LANXESS Future Earnings Per Share Growth
Risks
What could happen that would invalidate this narrative?- Intensifying competition from Chinese producers, especially in intermediates and additives, is leading to price erosion and market share loss in Europe and Latin America, directly threatening revenue and operating margins over the long term.
- Persistently high and structurally uncompetitive energy costs in Germany and Europe, compared to the U.S., are creating a sustained cost disadvantage that may not be fully offset by price pass-through, squeezing net margins and undermining LANXESS's competitiveness.
- Weakness and prolonged cyclical troughs in key end-markets-such as automotive, capital goods, construction, and agrochemicals-are leading to depressed demand, short-term order patterns, and production underutilization, all of which place ongoing downward pressure on top-line growth and profitability.
- Overcapacity and underutilization at certain production sites, as well as continued adjustment and closures of subscale plants (e.g., Widnes, Hexane Oxidation), highlight risks of asset inefficiency and weak asset turnover, which can erode returns on capital and future earnings.

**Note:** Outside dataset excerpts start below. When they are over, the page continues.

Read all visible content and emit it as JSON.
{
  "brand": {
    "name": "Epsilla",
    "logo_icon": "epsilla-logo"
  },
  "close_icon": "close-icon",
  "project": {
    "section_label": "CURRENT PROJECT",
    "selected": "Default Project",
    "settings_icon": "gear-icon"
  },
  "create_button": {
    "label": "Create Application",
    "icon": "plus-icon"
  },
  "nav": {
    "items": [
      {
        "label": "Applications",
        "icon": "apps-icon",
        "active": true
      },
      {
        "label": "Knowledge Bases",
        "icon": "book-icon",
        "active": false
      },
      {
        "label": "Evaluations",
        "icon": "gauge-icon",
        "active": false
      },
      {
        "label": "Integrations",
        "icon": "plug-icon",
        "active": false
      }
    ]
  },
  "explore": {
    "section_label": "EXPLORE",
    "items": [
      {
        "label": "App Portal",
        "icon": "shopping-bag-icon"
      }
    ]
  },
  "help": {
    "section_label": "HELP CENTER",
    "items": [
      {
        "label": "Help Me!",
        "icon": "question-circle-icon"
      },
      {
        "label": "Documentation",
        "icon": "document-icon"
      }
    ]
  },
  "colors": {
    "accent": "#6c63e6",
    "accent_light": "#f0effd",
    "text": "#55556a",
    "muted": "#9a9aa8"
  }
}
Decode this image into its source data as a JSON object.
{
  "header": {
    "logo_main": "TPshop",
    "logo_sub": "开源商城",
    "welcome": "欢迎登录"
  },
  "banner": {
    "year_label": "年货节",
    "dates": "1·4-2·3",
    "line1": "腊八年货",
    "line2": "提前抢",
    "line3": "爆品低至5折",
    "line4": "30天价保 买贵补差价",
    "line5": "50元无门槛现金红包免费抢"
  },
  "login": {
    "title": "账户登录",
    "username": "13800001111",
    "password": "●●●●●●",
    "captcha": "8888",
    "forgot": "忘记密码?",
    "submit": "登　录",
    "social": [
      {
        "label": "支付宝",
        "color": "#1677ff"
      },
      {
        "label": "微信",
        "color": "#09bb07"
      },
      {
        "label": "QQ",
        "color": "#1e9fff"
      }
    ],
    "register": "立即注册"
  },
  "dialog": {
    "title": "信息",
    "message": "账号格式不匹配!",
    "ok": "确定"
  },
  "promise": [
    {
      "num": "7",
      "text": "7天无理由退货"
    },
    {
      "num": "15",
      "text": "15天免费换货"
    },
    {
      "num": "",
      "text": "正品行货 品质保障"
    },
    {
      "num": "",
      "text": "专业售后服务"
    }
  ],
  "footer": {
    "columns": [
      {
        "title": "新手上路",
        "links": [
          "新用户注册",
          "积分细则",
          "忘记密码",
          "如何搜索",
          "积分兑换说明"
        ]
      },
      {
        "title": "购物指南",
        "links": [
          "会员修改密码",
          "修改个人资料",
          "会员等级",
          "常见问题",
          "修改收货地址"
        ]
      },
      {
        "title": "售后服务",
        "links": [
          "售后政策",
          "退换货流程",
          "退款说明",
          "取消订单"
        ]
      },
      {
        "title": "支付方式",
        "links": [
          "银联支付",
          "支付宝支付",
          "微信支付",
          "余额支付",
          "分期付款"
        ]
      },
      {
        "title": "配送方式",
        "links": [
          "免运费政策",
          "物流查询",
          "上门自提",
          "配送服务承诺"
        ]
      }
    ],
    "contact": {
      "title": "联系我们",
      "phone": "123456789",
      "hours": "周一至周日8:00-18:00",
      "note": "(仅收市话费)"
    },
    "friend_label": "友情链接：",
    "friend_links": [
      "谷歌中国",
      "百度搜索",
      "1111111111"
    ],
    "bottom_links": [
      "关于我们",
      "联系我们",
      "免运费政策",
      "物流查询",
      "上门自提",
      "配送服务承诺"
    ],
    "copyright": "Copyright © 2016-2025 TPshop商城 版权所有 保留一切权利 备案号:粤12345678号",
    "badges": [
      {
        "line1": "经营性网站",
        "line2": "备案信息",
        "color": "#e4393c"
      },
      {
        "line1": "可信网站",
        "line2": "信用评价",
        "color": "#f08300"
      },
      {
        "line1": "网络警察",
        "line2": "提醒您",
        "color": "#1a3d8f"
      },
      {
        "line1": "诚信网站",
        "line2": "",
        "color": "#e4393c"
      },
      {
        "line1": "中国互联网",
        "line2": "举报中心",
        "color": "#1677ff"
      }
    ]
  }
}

- Macroeconomic and geopolitical uncertainty-including tariff escalations, slow government stimulus deployment, and the threat of further regulatory/lobbying-driven disruptions-are contributing to an unusually wide guidance range and heightening risks to revenue visibility, cash flow stability, and long-term earnings power.
Valuation
How have all the factors above been brought together to estimate a fair value?- The analysts have a consensus price target of €26.786 for LANXESS based on their expectations of its future earnings growth, profit margins and other risk factors. However, there is a degree of disagreement amongst analysts, with the most bullish reporting a price target of €38.0, and the most bearish reporting a price target of just €17.0.
- In order for you to agree with the analyst's consensus, you'd need to believe that by 2028, revenues will be €6.4 billion, earnings will come to €10.2 million, and it would be trading on a PE ratio of 277.8x, assuming you use a discount rate of 7.2%.
- Given the current share price of €23.58, the analyst price target of €26.79 is 12.0% higher.
- We always encourage you to reach your own conclusions though. So sense check these analyst numbers against your own assumptions and expectations based on your understanding of the business and what you believe is probable.
How well do narratives help inform your perspective?
Disclaimer
AnalystConsensusTarget is a tool utilizing a Large Language Model (LLM) that ingests data on consensus price targets, forecasted revenue and earnings figures, as well as the transcripts of earnings calls to produce qualitative analysis. The narratives produced by AnalystConsensusTarget are general in nature and are based solely on analyst data and publicly-available material published by the respective companies. These scenarios are not indicative of the company's future performance and are exploratory in nature. Simply Wall St has no position in the company(s) mentioned. Simply Wall St may provide the securities issuer or related entities with website advertising services for a fee, on an arm's length basis. These relationships have no impact on the way we conduct our business, the content we host, or how our content is served to users. The price targets and estimates used are consensus data, and do not constitute a recommendation to buy or sell any stock, and they do not take account of your objectives, or your financial situation. Note that AnalystConsensusTarget's analysis may not factor in the latest price-sensitive company announcements or qualitative material.